It’s curious that I get economic questions a lot. But let’s roll.
Does the gender wage gap exist? I think it does. My priors are that it does because we know that in experimental settings, employment discrimination is very real. But what does the observed evidence in the labor market tell us?
First of all, good interpretation of statistical evidence requires that we evaluate not just individual studies and papers, but the entire literature. Reviews of this literature suggest that “there is considerable agreement that gender wage discrimination exists“.
The parsimonious “let’s control for observables” approaches have yielded mixed results. Most of the wage gap disappears, but leaving some significant difference behind. That difference has been the subject of many arguments on both sides. But let me suggest a different way to think about the wage data (or any kind of data).
For many things in life, the fact that you can observe something is information in and of itself. The fact that for a specific individual, a wage is offered and accepted (and then by random chance recorded in population surveys) is telling. Surveys generally do a great job of randomly selecting a sample from the population, but the market does not do a good job of randomly choosing who works at what wage, or whether certain people work at all. Selection bias is at work, whether you like it or not. The only thing I want to convince you of is that the existence of selection bias is something to really consider when thinking about “controlling for other factors”.
Selection, its effects and more specifically how to correct for them, is the area of research that got James Heckman his Nobel Prize in Economics in 2000. Most interestingly, it has been used extensively to study the determinants of wages.
How exactly does selection work in our setting? Let me draw you a few pictures! But I don’t have my awesome graphic design software installed, so I’ll have to do with MS Paint.
If controlled wages for females (sorry everyone, the U.S. surveys don’t code for third gender or anything like that) are lower, and if we want to think about selection into the sample, then we have to ask, “what would make a a person work?”
We all have an intuition that there’s a wage low enough where we would choose not to work. We call it the reservation wage. There are many reasons to think why this wage is nontrivial. Maybe spousal income might be a good substitution for individual income, so we choose to work only if we have to or we’re paid a lot for it. Maybe you believe that the evil welfare state is causing many low-wage workers to rely on unemployment benefits and food stamps because welfare is supposedly better than working at some low wage.

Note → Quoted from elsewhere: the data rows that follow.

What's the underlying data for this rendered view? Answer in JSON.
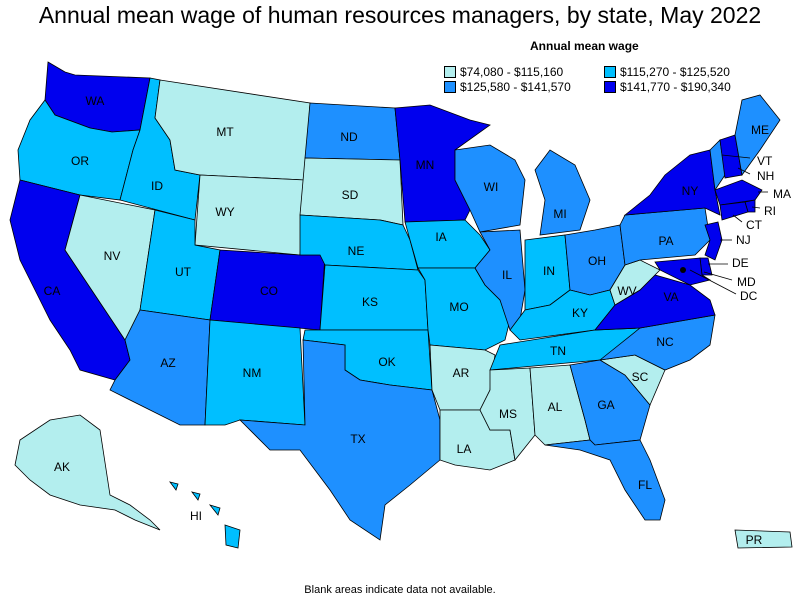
{
  "title": "Annual mean wage of human resources managers, by state, May 2022",
  "legend": {
    "title": "Annual mean wage",
    "items": [
      {
        "label": "$74,080 - $115,160",
        "color": "#b3eeee"
      },
      {
        "label": "$115,270 - $125,520",
        "color": "#00bfff"
      },
      {
        "label": "$125,580 - $141,570",
        "color": "#1e90ff"
      },
      {
        "label": "$141,770 - $190,340",
        "color": "#0000ee"
      }
    ]
  },
  "footnote": "Blank areas indicate data not available.",
  "states": [
    {
      "code": "WA",
      "tier": 3
    },
    {
      "code": "OR",
      "tier": 1
    },
    {
      "code": "CA",
      "tier": 3
    },
    {
      "code": "NV",
      "tier": 0
    },
    {
      "code": "ID",
      "tier": 1
    },
    {
      "code": "MT",
      "tier": 0
    },
    {
      "code": "WY",
      "tier": 0
    },
    {
      "code": "UT",
      "tier": 1
    },
    {
      "code": "AZ",
      "tier": 2
    },
    {
      "code": "CO",
      "tier": 3
    },
    {
      "code": "NM",
      "tier": 1
    },
    {
      "code": "ND",
      "tier": 2
    },
    {
      "code": "SD",
      "tier": 0
    },
    {
      "code": "NE",
      "tier": 1
    },
    {
      "code": "KS",
      "tier": 1
    },
    {
      "code": "OK",
      "tier": 1
    },
    {
      "code": "TX",
      "tier": 2
    },
    {
      "code": "MN",
      "tier": 3
    },
    {
      "code": "IA",
      "tier": 1
    },
    {
      "code": "MO",
      "tier": 1
    },
    {
      "code": "AR",
      "tier": 0
    },
    {
      "code": "LA",
      "tier": 0
    },
    {
      "code": "WI",
      "tier": 2
    },
    {
      "code": "IL",
      "tier": 2
    },
    {
      "code": "MI",
      "tier": 2
    },
    {
      "code": "IN",
      "tier": 1
    },
    {
      "code": "OH",
      "tier": 2
    },
    {
      "code": "KY",
      "tier": 1
    },
    {
      "code": "TN",
      "tier": 1
    },
    {
      "code": "MS",
      "tier": 0
    },
    {
      "code": "AL",
      "tier": 0
    },
    {
      "code": "GA",
      "tier": 2
    },
    {
      "code": "FL",
      "tier": 2
    },
    {
      "code": "SC",
      "tier": 0
    },
    {
      "code": "NC",
      "tier": 2
    },
    {
      "code": "VA",
      "tier": 3
    },
    {
      "code": "WV",
      "tier": 0
    },
    {
      "code": "PA",
      "tier": 2
    },
    {
      "code": "NY",
      "tier": 3
    },
    {
      "code": "VT",
      "tier": 2
    },
    {
      "code": "NH",
      "tier": 3
    },
    {
      "code": "ME",
      "tier": 2
    },
    {
      "code": "MA",
      "tier": 3
    },
    {
      "code": "RI",
      "tier": 3
    },
    {
      "code": "CT",
      "tier": 3
    },
    {
      "code": "NJ",
      "tier": 3
    },
    {
      "code": "DE",
      "tier": 3
    },
    {
      "code": "MD",
      "tier": 3
    },
    {
      "code": "DC",
      "tier": 3
    },
    {
      "code": "AK",
      "tier": 0
    },
    {
      "code": "HI",
      "tier": 1
    },
    {
      "code": "PR",
      "tier": 0
    }
  ]
}
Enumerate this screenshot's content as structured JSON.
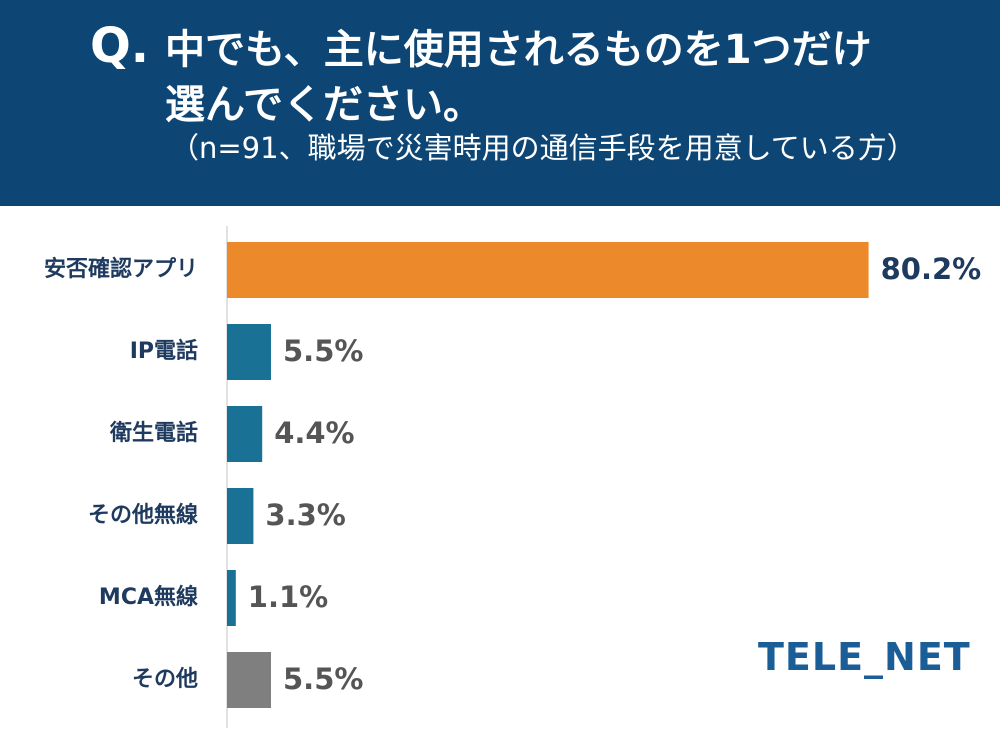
{
  "header": {
    "q_mark": "Q.",
    "question_line1": "中でも、主に使用されるものを1つだけ",
    "question_line2": "選んでください。",
    "note": "（n=91、職場で災害時用の通信手段を用意している方）"
  },
  "logo": {
    "text": "TELE_NET"
  },
  "colors": {
    "header_bg": "#0d4674",
    "highlight_bar": "#ec8a2b",
    "default_bar": "#1a7196",
    "other_bar": "#7f7f7f",
    "highlight_value_text": "#1f3a5f",
    "default_value_text": "#555555"
  },
  "chart_data": {
    "type": "bar",
    "orientation": "horizontal",
    "title": "中でも、主に使用されるものを1つだけ選んでください。",
    "subtitle": "（n=91、職場で災害時用の通信手段を用意している方）",
    "categories": [
      "安否確認アプリ",
      "IP電話",
      "衛生電話",
      "その他無線",
      "MCA無線",
      "その他"
    ],
    "values": [
      80.2,
      5.5,
      4.4,
      3.3,
      1.1,
      5.5
    ],
    "value_labels": [
      "80.2%",
      "5.5%",
      "4.4%",
      "3.3%",
      "1.1%",
      "5.5%"
    ],
    "unit": "%",
    "xlim": [
      0,
      100
    ],
    "xlabel": "",
    "ylabel": "",
    "grid": false,
    "legend": "none"
  }
}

The effect of this reservation wage, if it were a strict thing, would mask more of the lower end of the lower distribution than the lower end of the higher distribution. Take a look at the graph, and imagine all the points under the black horizontal line are not observed. In reality, it would mean that many women choose not to work, which is empirically true because female labor force participation is not all that high.
When there’s selection on the lower end of the spectrum, it makes the slope of the line flatter, which means it makes the estimate of the gender wage gap smaller than it actually is.
An important point is that the graph is a little exaggerated. Specifically, the reservation wages are different for everyone. So there’s no clear black line you can draw on the graph where all the points below that line are unobserved. Instead, we should think of the appearance of a point in the data as a probability–a probability that increases as the wage gets higher because you are more likely to work!
I’m still trying to find a really good paper on specifically the U.S. gender wage gap and selection bias correction (across all different kinds of ways to correct for it), and it’s not been going well. There’s this paper using data from Columbia that suggests “that self selection into the labor force is crucial for gender gaps: if all women participated in the labor force, the observed gap would be roughly 50% larger at all quantiles.” Of course, we need to review the entire literature.